There are one or two fluidic platforms that are at a very high scale in the sort of tens of thousands, but their inputs are often limited to imaging inputs. Nothing wrong with that. But you'd lose that functionality, let's understand that there might have to be some pooling of effluents to get a biochemical readout. So in terms of throughput, I think this is very competitive.

 

And I think the other really competitive thing for me, again, coming back to this is an all in one system. It's got its microscope there, but it's also a temperature and humidity and CO2 controlled environment. So it is standalone. And I think just even going around SLAS, know, seeing some of the other standard laboratory instruments, that's the direction of travel. And that's what, you know, users are wanting to see. And so it's cleaner and simpler and it feels all together in one place.

 

Those things I think are stand out right now. But yeah, I'm sure others will be hot on the heels.

 

Emily Yamasaki (17:55)

And so you also mentioned that AVA is designed with automation in mind as well. Could you talk a little bit about how the product can elevate or advance the field of lab automation and screening?

 

Lorna (18:06)

Absolutely. as I said, everything that we thought about with AVA, so right down to the buttons, there's four buttons on the front which open the doors where the consumer bill sits.
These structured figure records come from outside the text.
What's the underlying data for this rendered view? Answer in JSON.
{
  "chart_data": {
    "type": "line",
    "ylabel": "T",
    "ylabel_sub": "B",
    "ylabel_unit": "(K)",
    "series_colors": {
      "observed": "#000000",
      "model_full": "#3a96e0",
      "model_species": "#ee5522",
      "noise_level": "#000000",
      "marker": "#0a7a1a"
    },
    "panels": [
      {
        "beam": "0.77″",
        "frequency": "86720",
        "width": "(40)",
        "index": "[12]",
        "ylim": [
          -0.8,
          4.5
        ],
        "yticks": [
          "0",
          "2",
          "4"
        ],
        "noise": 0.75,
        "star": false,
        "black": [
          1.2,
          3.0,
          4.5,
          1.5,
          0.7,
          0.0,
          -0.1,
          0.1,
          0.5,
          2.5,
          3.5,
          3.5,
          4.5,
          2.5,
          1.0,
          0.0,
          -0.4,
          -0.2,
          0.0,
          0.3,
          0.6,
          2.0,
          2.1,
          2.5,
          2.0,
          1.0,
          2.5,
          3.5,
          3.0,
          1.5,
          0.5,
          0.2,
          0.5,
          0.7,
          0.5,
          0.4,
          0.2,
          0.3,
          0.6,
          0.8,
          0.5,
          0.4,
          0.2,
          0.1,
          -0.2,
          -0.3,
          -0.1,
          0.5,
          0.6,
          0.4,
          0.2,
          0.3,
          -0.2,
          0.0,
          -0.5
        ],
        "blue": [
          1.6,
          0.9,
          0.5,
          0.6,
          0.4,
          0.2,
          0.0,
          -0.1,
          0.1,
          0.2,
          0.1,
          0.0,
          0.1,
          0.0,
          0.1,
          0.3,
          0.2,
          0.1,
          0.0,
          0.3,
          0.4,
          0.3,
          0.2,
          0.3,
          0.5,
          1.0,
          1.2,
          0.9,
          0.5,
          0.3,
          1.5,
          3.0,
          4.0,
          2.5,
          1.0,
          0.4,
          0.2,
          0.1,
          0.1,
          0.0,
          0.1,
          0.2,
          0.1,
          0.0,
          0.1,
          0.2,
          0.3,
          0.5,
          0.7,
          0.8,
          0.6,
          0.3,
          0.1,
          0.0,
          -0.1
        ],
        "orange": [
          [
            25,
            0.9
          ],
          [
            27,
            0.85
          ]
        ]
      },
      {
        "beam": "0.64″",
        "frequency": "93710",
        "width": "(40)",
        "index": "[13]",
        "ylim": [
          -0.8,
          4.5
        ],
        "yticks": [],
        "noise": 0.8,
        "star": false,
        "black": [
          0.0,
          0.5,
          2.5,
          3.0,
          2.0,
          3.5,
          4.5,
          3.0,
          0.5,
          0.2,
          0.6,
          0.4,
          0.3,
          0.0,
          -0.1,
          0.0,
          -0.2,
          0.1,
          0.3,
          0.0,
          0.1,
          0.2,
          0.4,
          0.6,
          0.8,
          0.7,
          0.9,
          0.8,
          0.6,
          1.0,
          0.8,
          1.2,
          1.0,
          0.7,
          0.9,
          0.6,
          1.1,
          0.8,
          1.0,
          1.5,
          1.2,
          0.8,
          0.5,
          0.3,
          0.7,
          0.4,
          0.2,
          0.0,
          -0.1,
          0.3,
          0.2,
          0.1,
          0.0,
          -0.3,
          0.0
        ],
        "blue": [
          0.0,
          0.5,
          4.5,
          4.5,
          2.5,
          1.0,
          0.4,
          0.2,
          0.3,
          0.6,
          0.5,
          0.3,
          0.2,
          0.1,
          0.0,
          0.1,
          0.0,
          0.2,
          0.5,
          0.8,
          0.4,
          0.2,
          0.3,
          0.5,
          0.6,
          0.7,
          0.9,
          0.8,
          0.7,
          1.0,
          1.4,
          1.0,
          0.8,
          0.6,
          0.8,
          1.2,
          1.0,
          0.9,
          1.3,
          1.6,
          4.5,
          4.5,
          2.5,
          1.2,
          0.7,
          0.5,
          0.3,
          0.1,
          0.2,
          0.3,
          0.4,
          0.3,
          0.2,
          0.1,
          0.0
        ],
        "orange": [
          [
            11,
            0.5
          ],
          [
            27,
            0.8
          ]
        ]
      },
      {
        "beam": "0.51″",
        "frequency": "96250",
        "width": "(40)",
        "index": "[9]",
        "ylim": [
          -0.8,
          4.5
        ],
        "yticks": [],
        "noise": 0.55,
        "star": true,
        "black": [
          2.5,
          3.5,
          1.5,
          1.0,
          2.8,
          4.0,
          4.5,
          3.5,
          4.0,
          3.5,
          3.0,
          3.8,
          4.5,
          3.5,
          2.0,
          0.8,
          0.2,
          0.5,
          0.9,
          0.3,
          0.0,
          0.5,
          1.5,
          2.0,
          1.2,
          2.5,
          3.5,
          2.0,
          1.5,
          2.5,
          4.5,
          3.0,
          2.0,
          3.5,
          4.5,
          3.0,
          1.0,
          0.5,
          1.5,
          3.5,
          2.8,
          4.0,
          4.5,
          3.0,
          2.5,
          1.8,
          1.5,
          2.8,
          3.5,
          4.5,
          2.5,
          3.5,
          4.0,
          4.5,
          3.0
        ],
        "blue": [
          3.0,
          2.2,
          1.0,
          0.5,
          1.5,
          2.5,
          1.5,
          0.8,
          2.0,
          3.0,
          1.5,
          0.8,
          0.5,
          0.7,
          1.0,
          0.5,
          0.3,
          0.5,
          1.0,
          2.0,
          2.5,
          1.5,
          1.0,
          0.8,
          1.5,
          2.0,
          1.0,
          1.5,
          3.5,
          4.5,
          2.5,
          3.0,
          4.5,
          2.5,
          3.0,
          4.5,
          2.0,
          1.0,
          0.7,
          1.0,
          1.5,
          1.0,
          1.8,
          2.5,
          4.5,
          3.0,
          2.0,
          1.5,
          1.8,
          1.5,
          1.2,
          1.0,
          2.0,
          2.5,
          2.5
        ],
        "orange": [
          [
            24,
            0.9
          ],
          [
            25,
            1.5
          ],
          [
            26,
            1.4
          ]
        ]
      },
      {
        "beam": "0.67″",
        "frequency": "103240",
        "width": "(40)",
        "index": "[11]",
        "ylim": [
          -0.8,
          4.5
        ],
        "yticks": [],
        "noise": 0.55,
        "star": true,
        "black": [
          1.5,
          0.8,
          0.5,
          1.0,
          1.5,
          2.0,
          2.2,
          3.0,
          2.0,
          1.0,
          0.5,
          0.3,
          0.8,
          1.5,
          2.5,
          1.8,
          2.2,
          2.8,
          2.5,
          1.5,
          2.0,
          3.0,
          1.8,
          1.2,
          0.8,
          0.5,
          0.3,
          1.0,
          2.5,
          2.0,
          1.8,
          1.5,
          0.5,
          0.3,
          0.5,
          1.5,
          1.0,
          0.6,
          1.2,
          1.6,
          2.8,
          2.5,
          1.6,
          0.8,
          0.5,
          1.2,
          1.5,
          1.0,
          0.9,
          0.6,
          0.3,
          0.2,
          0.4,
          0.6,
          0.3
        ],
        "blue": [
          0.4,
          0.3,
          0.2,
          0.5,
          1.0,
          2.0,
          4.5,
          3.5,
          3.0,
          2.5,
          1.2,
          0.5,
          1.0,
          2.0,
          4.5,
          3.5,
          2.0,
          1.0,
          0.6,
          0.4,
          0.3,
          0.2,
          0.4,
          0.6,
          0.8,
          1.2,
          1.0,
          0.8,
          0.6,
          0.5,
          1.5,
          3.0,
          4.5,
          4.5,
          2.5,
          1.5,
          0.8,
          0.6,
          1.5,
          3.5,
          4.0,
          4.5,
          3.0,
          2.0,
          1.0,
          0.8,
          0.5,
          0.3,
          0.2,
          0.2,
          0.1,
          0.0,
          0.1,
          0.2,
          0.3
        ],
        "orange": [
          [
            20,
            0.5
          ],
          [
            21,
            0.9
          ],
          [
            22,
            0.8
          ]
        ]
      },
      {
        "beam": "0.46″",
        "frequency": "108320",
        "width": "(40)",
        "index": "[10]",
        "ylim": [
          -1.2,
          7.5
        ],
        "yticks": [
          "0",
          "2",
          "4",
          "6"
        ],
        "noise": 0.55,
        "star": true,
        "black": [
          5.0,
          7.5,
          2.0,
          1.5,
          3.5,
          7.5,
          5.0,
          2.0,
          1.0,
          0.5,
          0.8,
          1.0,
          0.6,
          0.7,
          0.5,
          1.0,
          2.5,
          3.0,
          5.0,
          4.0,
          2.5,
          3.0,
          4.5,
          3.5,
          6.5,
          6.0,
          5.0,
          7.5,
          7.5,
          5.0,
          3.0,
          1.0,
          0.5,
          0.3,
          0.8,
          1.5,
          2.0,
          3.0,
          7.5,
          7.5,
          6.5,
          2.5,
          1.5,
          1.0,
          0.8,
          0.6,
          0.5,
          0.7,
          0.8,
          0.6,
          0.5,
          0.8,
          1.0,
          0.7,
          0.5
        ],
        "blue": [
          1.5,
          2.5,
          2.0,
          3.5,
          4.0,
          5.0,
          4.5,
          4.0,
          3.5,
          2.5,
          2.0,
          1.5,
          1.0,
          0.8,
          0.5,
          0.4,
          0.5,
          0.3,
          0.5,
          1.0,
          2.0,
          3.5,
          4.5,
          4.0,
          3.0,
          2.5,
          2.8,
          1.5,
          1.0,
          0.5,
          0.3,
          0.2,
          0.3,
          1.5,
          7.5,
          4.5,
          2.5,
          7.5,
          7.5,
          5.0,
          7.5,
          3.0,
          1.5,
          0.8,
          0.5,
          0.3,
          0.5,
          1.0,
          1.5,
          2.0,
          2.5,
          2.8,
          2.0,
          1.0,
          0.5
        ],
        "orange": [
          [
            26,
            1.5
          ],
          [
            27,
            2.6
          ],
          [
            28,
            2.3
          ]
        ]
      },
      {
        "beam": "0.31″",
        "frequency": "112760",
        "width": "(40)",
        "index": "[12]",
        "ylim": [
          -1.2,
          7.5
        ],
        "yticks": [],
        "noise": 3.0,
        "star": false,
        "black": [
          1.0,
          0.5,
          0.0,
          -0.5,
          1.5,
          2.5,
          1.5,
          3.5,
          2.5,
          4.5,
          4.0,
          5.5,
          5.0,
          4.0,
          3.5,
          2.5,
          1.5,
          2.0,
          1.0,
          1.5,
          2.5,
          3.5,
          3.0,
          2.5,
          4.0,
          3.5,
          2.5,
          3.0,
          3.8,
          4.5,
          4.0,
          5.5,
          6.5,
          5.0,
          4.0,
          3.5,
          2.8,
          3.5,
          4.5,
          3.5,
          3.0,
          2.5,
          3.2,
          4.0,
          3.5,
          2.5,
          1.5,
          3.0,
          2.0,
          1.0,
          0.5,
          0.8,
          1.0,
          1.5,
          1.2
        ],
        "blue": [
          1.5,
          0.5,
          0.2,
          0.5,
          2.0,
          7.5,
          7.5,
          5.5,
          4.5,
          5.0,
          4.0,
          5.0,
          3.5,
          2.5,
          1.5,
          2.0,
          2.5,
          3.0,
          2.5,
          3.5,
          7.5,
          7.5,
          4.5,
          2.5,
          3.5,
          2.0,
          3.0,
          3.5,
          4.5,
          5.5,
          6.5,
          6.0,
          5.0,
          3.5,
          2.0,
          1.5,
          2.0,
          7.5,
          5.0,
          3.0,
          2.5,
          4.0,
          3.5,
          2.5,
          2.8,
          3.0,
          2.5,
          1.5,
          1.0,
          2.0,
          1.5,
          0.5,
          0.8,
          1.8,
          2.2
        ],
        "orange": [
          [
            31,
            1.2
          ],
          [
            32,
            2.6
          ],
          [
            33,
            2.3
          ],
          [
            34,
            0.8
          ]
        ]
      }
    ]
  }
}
Those are automation friendly. So we thought very much, how are we going to fit this into a laboratory workflow? And we are not experts in lab automation, nor are we experts in liquid handling, for example.

 

when we were thinking about the design of the instrument, we wanted to make those agnostic to those other components such that when a user was buying it, if they want to place it into not dissimilar to the sort of the lab cubes that you hear, that Ginkgo have really been pushing. In fact, they had a fantastic display at the SLAS there.

 

we wanted to make sure that we would fit well within those parameters. we've thought about it, say, from the instrument, from the consumable, but also to make it agnostic, because we don't want to be prescriptive to our user and say, will only work with this type of robotic system. Because then that is potentially limiting.

 

Emily Yamasaki (19:11)

So last question for me, what does winning the new product award mean for you and for your team?

 

Lorna (19:15)

you we were thrilled to get the new product award. And I think firstly and foremost, it's a real, really a meaningful external validation for the team. The team have been working enormously hard, especially in the last 12 to 18 months. And actually, probably the project goes back to about three years ago. So to see this actually, first of all, come to life as a real instrument and then win the product award.

 

And that is fantastic for all of the engineers and the biologists that were involved in bringing it to this point. But I think beyond that external validation, it's a real turning point in the field. this we were lucky to launch it last year and that the NPS Society, their annual meeting in Brussels last year. And we couldn't have predicted we were going to launch it in the year where it all these regulatory policy changes as well.

 

So I think it really makes a statement about the maturity of the field and is a turning point in the field that we can now get biology to scale. We can do it reproducibly. We can do it reliably. We can do it in an automated fashion if that's what a user wants. So all of those things to be acknowledged by something like the SLAS, it's just really gratifying for us all.

 

Hopefully that's another step towards democratisation as well.

 

Emily Yamasaki (20:36)

Well, Lorna, thank you so much for joining me today. It's been great to chat with you and I look forward to seeing what the future holds for Emulate.

 

Lorna (20:42)

Thanks, Emily. Thanks for having us.